2021's The Suicide Squad also has a soundtrack that includes popular radio hits, but they are used sparingly and appropriately. The film starts with Johnny Cash's Folsom Prison Blues because the scene takes place in a prison, whereas Ayer's Suicide Squad ends with Bohemian Rhapsody's a popular song? There is also something to be said about the sheer iconic status of the songs being used. Fortunate Son, Without Me, Black Skinhead, Bohemian Rhapsody, and House of the Rising Son, are all songs that could be the musical centerpiece of any movie, but when they're all crammed in together, it cheapens them.

The Suicide Squad has an embellished soundtrack but with much more subdued hits like Pixies' "Hey," Just a Gigolo, and the Fratelli's Whistle for the Choir. The film puts much more of an emphasis on its original score by John Murphy rather than its collection of pop hits.

When it comes to any movie, I'm someone who pays a lot of attention to the music and it was nice to see all of the improvements made in Gunn's film compared to its predecessor.

There is a laundry list worth of improvements made from Suicide Squad to The Suicide Squad, however the most significant yet is their depictions of Harley Quinn. It goes without saying that Margot Robbie's numerous performances of Harley Quinn have been fantastic and memorable, but there is quite a stark difference between Ayer and Gunn's films.

In 2016's Suicide Squad, Harley Quinn is the embodiment of "cute but psycho." She's a hot girl with a cutesy, immature sense of humor with an intense bloodlust.

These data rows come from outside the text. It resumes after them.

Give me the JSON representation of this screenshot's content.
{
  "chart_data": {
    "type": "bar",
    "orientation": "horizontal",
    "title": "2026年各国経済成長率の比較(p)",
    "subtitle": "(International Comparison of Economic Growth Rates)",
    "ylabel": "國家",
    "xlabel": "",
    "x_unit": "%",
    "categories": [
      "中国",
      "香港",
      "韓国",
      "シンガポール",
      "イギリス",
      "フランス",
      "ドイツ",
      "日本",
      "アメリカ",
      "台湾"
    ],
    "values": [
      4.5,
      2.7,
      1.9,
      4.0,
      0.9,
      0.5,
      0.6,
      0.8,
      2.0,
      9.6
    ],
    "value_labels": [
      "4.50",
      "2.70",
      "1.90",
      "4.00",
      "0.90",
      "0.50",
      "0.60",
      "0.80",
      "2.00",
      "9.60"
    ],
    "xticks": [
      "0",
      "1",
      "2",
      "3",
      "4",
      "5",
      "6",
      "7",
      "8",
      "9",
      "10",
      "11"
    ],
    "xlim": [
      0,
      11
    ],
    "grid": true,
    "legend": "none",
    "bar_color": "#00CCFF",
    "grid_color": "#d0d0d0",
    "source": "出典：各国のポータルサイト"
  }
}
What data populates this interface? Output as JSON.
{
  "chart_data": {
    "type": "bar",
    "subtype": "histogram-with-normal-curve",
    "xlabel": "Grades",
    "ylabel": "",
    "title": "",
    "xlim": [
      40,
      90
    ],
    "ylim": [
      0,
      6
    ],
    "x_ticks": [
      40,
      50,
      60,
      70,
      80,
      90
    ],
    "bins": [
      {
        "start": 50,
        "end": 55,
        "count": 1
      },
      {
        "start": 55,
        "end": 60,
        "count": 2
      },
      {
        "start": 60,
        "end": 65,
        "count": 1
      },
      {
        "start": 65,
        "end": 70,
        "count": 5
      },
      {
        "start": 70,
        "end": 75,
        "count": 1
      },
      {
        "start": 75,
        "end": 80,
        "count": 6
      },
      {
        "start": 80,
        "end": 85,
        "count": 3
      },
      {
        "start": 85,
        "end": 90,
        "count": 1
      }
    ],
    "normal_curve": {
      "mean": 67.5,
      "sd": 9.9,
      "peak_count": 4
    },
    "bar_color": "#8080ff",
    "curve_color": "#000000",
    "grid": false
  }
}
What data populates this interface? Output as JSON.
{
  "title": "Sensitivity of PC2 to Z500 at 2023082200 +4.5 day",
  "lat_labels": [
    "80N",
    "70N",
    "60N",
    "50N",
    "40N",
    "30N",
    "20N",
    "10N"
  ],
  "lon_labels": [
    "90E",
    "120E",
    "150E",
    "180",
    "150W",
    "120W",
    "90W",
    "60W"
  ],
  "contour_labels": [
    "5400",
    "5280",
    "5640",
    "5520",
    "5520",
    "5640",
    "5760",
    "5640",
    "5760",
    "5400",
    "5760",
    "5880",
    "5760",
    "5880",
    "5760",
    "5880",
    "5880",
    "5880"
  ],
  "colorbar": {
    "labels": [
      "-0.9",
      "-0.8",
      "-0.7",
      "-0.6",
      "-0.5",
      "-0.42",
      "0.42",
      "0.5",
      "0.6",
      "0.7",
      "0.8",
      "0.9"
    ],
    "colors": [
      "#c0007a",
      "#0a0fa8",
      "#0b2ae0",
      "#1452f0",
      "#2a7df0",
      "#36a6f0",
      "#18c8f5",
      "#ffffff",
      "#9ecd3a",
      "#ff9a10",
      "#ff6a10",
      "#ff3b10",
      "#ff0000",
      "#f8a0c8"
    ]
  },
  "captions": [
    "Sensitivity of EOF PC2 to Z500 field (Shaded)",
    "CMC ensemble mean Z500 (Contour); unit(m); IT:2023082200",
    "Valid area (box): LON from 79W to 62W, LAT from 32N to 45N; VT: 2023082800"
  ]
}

Her sole motivation is her relationship with the Joker, and if you know absolutely anything about these characters, you know this relationship is insanely abusive. This rich character is boiled down to nothing but a sex object and its made abundantly clear from things like the script to her costume. I've written about this more in-depth in its own article.

In the first movie, Harley Quinn's outfit is a ripped up, skin tight t-shirt, stripper heel boots, fishnet tights, sparkly booty shorts, and a jacket that reads "Property of the Joker." I mean, that just says it all doesn't it? The way the camera focuses on her makes the audience feel like we're ogling her. So many of the film's jokes are about how attractive she is. Harley Quinn as a character has been around since the 90's and has had so much development since her first appearance, I'd like to think she's graduated beyond just being eye candy. As far as I know, Margot Robbie had an amazing time shooting Suicide Squad, she was not forced into anything, and she still remains close friends with her fellow cast members. This doesn't change that she was exploited for her looks in this movie. I'm glad to see that her roles since have evolved from her just playing the token hot girl. David Ayer was far from the first person to majorly sexualize Harley Quinn, and he won't be the last.

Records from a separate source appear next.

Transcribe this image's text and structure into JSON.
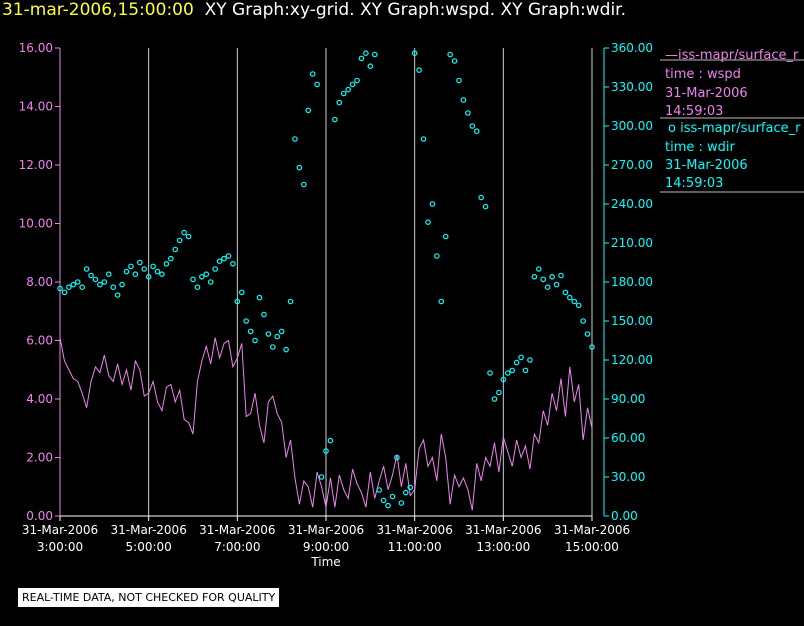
{
  "header": {
    "timestamp": "31-mar-2006,15:00:00",
    "graphs": "XY Graph:xy-grid.  XY Graph:wspd.  XY Graph:wdir."
  },
  "footer": {
    "disclaimer": "REAL-TIME DATA, NOT CHECKED FOR QUALITY"
  },
  "legend": [
    {
      "marker": "—",
      "source": "iss-mapr/surface_r",
      "var_label": "time : wspd",
      "date": "31-Mar-2006",
      "time": "14:59:03",
      "color": "#ee82ee"
    },
    {
      "marker": "o",
      "source": "iss-mapr/surface_r",
      "var_label": "time : wdir",
      "date": "31-Mar-2006",
      "time": "14:59:03",
      "color": "#00ffff"
    }
  ],
  "chart_data": {
    "type": "line",
    "xlabel": "Time",
    "x_ticks": [
      {
        "date": "31-Mar-2006",
        "time": "3:00:00"
      },
      {
        "date": "31-Mar-2006",
        "time": "5:00:00"
      },
      {
        "date": "31-Mar-2006",
        "time": "7:00:00"
      },
      {
        "date": "31-Mar-2006",
        "time": "9:00:00"
      },
      {
        "date": "31-Mar-2006",
        "time": "11:00:00"
      },
      {
        "date": "31-Mar-2006",
        "time": "13:00:00"
      },
      {
        "date": "31-Mar-2006",
        "time": "15:00:00"
      }
    ],
    "xlim_hours": [
      3.0,
      15.0
    ],
    "grid": "vertical lines at each x tick",
    "left_axis": {
      "ylim": [
        0,
        16
      ],
      "ticks": [
        "0.00",
        "2.00",
        "4.00",
        "6.00",
        "8.00",
        "10.00",
        "12.00",
        "14.00",
        "16.00"
      ],
      "color": "#ee82ee"
    },
    "right_axis": {
      "ylim": [
        0,
        360
      ],
      "ticks": [
        "0.00",
        "30.00",
        "60.00",
        "90.00",
        "120.00",
        "150.00",
        "180.00",
        "210.00",
        "240.00",
        "270.00",
        "300.00",
        "330.00",
        "360.00"
      ],
      "color": "#00ffff"
    },
    "series": [
      {
        "axis": "left",
        "style": "line",
        "color": "#ee82ee",
        "points": [
          [
            3.0,
            6.1
          ],
          [
            3.1,
            5.3
          ],
          [
            3.2,
            5.0
          ],
          [
            3.3,
            4.7
          ],
          [
            3.4,
            4.6
          ],
          [
            3.5,
            4.2
          ],
          [
            3.6,
            3.7
          ],
          [
            3.7,
            4.6
          ],
          [
            3.8,
            5.1
          ],
          [
            3.9,
            4.9
          ],
          [
            4.0,
            5.5
          ],
          [
            4.1,
            4.8
          ],
          [
            4.2,
            4.6
          ],
          [
            4.3,
            5.2
          ],
          [
            4.4,
            4.5
          ],
          [
            4.5,
            5.0
          ],
          [
            4.6,
            4.3
          ],
          [
            4.7,
            5.3
          ],
          [
            4.8,
            5.0
          ],
          [
            4.9,
            4.1
          ],
          [
            5.0,
            4.2
          ],
          [
            5.1,
            4.6
          ],
          [
            5.2,
            3.9
          ],
          [
            5.3,
            3.6
          ],
          [
            5.4,
            4.4
          ],
          [
            5.5,
            4.5
          ],
          [
            5.6,
            3.9
          ],
          [
            5.7,
            4.3
          ],
          [
            5.8,
            3.3
          ],
          [
            5.9,
            3.2
          ],
          [
            6.0,
            2.8
          ],
          [
            6.1,
            4.6
          ],
          [
            6.2,
            5.3
          ],
          [
            6.3,
            5.8
          ],
          [
            6.4,
            5.2
          ],
          [
            6.5,
            6.1
          ],
          [
            6.6,
            5.4
          ],
          [
            6.7,
            5.9
          ],
          [
            6.8,
            6.0
          ],
          [
            6.9,
            5.1
          ],
          [
            7.0,
            5.4
          ],
          [
            7.1,
            5.9
          ],
          [
            7.2,
            3.4
          ],
          [
            7.3,
            3.5
          ],
          [
            7.4,
            4.2
          ],
          [
            7.5,
            3.1
          ],
          [
            7.6,
            2.5
          ],
          [
            7.7,
            3.9
          ],
          [
            7.8,
            4.1
          ],
          [
            7.9,
            3.5
          ],
          [
            8.0,
            3.2
          ],
          [
            8.1,
            2.0
          ],
          [
            8.2,
            2.6
          ],
          [
            8.3,
            1.3
          ],
          [
            8.4,
            0.4
          ],
          [
            8.5,
            1.2
          ],
          [
            8.6,
            1.0
          ],
          [
            8.7,
            0.3
          ],
          [
            8.8,
            1.5
          ],
          [
            8.9,
            1.0
          ],
          [
            9.0,
            0.3
          ],
          [
            9.1,
            1.3
          ],
          [
            9.2,
            0.3
          ],
          [
            9.3,
            1.4
          ],
          [
            9.4,
            0.9
          ],
          [
            9.5,
            0.6
          ],
          [
            9.6,
            1.6
          ],
          [
            9.7,
            1.1
          ],
          [
            9.8,
            0.8
          ],
          [
            9.9,
            0.3
          ],
          [
            10.0,
            1.5
          ],
          [
            10.1,
            0.6
          ],
          [
            10.2,
            1.2
          ],
          [
            10.3,
            1.7
          ],
          [
            10.4,
            0.9
          ],
          [
            10.5,
            1.4
          ],
          [
            10.6,
            2.1
          ],
          [
            10.7,
            1.0
          ],
          [
            10.8,
            1.8
          ],
          [
            10.9,
            0.7
          ],
          [
            11.0,
            0.9
          ],
          [
            11.1,
            2.3
          ],
          [
            11.2,
            2.6
          ],
          [
            11.3,
            1.7
          ],
          [
            11.4,
            2.0
          ],
          [
            11.5,
            1.2
          ],
          [
            11.6,
            2.8
          ],
          [
            11.7,
            2.0
          ],
          [
            11.8,
            0.4
          ],
          [
            11.9,
            1.4
          ],
          [
            12.0,
            1.0
          ],
          [
            12.1,
            1.3
          ],
          [
            12.2,
            0.9
          ],
          [
            12.3,
            0.2
          ],
          [
            12.4,
            1.8
          ],
          [
            12.5,
            1.2
          ],
          [
            12.6,
            2.0
          ],
          [
            12.7,
            1.7
          ],
          [
            12.8,
            2.5
          ],
          [
            12.9,
            1.5
          ],
          [
            13.0,
            2.7
          ],
          [
            13.1,
            2.2
          ],
          [
            13.2,
            1.7
          ],
          [
            13.3,
            2.6
          ],
          [
            13.4,
            2.0
          ],
          [
            13.5,
            2.4
          ],
          [
            13.6,
            1.6
          ],
          [
            13.7,
            2.8
          ],
          [
            13.8,
            2.5
          ],
          [
            13.9,
            3.6
          ],
          [
            14.0,
            3.1
          ],
          [
            14.1,
            4.2
          ],
          [
            14.2,
            3.6
          ],
          [
            14.3,
            4.7
          ],
          [
            14.4,
            3.4
          ],
          [
            14.5,
            5.1
          ],
          [
            14.6,
            3.9
          ],
          [
            14.7,
            4.5
          ],
          [
            14.8,
            2.6
          ],
          [
            14.9,
            3.7
          ],
          [
            15.0,
            3.0
          ]
        ]
      },
      {
        "axis": "right",
        "style": "circles",
        "color": "#00ffff",
        "points": [
          [
            3.0,
            175
          ],
          [
            3.1,
            172
          ],
          [
            3.2,
            176
          ],
          [
            3.3,
            178
          ],
          [
            3.4,
            180
          ],
          [
            3.5,
            176
          ],
          [
            3.6,
            190
          ],
          [
            3.7,
            185
          ],
          [
            3.8,
            182
          ],
          [
            3.9,
            178
          ],
          [
            4.0,
            180
          ],
          [
            4.1,
            186
          ],
          [
            4.2,
            176
          ],
          [
            4.3,
            170
          ],
          [
            4.4,
            178
          ],
          [
            4.5,
            188
          ],
          [
            4.6,
            192
          ],
          [
            4.7,
            186
          ],
          [
            4.8,
            195
          ],
          [
            4.9,
            190
          ],
          [
            5.0,
            184
          ],
          [
            5.1,
            192
          ],
          [
            5.2,
            188
          ],
          [
            5.3,
            186
          ],
          [
            5.4,
            194
          ],
          [
            5.5,
            198
          ],
          [
            5.6,
            205
          ],
          [
            5.7,
            212
          ],
          [
            5.8,
            218
          ],
          [
            5.9,
            215
          ],
          [
            6.0,
            182
          ],
          [
            6.1,
            176
          ],
          [
            6.2,
            184
          ],
          [
            6.3,
            186
          ],
          [
            6.4,
            180
          ],
          [
            6.5,
            190
          ],
          [
            6.6,
            196
          ],
          [
            6.7,
            198
          ],
          [
            6.8,
            200
          ],
          [
            6.9,
            194
          ],
          [
            7.0,
            165
          ],
          [
            7.1,
            172
          ],
          [
            7.2,
            150
          ],
          [
            7.3,
            142
          ],
          [
            7.4,
            135
          ],
          [
            7.5,
            168
          ],
          [
            7.6,
            155
          ],
          [
            7.7,
            140
          ],
          [
            7.8,
            130
          ],
          [
            7.9,
            138
          ],
          [
            8.0,
            142
          ],
          [
            8.1,
            128
          ],
          [
            8.2,
            165
          ],
          [
            8.3,
            290
          ],
          [
            8.4,
            268
          ],
          [
            8.5,
            255
          ],
          [
            8.6,
            312
          ],
          [
            8.7,
            340
          ],
          [
            8.8,
            332
          ],
          [
            8.9,
            30
          ],
          [
            9.0,
            50
          ],
          [
            9.1,
            58
          ],
          [
            9.2,
            305
          ],
          [
            9.3,
            318
          ],
          [
            9.4,
            325
          ],
          [
            9.5,
            328
          ],
          [
            9.6,
            332
          ],
          [
            9.7,
            335
          ],
          [
            9.8,
            352
          ],
          [
            9.9,
            356
          ],
          [
            10.0,
            346
          ],
          [
            10.1,
            355
          ],
          [
            10.2,
            20
          ],
          [
            10.3,
            12
          ],
          [
            10.4,
            8
          ],
          [
            10.5,
            15
          ],
          [
            10.6,
            45
          ],
          [
            10.7,
            10
          ],
          [
            10.8,
            18
          ],
          [
            10.9,
            22
          ],
          [
            11.0,
            356
          ],
          [
            11.1,
            343
          ],
          [
            11.2,
            290
          ],
          [
            11.3,
            226
          ],
          [
            11.4,
            240
          ],
          [
            11.5,
            200
          ],
          [
            11.6,
            165
          ],
          [
            11.7,
            215
          ],
          [
            11.8,
            355
          ],
          [
            11.9,
            350
          ],
          [
            12.0,
            335
          ],
          [
            12.1,
            320
          ],
          [
            12.2,
            310
          ],
          [
            12.3,
            300
          ],
          [
            12.4,
            296
          ],
          [
            12.5,
            245
          ],
          [
            12.6,
            238
          ],
          [
            12.7,
            110
          ],
          [
            12.8,
            90
          ],
          [
            12.9,
            95
          ],
          [
            13.0,
            105
          ],
          [
            13.1,
            110
          ],
          [
            13.2,
            112
          ],
          [
            13.3,
            118
          ],
          [
            13.4,
            122
          ],
          [
            13.5,
            112
          ],
          [
            13.6,
            120
          ],
          [
            13.7,
            184
          ],
          [
            13.8,
            190
          ],
          [
            13.9,
            182
          ],
          [
            14.0,
            176
          ],
          [
            14.1,
            184
          ],
          [
            14.2,
            178
          ],
          [
            14.3,
            185
          ],
          [
            14.4,
            172
          ],
          [
            14.5,
            168
          ],
          [
            14.6,
            165
          ],
          [
            14.7,
            162
          ],
          [
            14.8,
            150
          ],
          [
            14.9,
            140
          ],
          [
            15.0,
            130
          ]
        ]
      }
    ]
  }
}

It's now a common opinion among DC fans that The Suicide Squad did more justice to Harley Quinn's character than the first film did. Her jokes have moved beyond her being a ditsy dumb blonde, her physical and mental prowess are on full display, and the Joker is not mentioned once. Unlike the previous film, where she was seen as an extension of the Joker, she is now her own fully fleshed-out character. In addition to her character, her costumes have also evolved. She has adopted her signature colors of red and black again, her clothes are much less revealing, and her jacket now reads: "live fast, die clown." It was such a joy to watch this character reach her full potential on screen by a director who didn't just use her as a lure for male audience members.

Any comic book material is a difficult and ambitious thing to adapt for the big screen, and any effort to do so is commendable. But let the case of both Suicide Squad films show you how much of a difference it can make when the right director is put in charge and how fans will not be happy with just anything you put in front of them. Perhaps if we allowed other films to be re-done like this with different creative teams, we could end up with great films like The Suicide Squad that bring justice to their source material.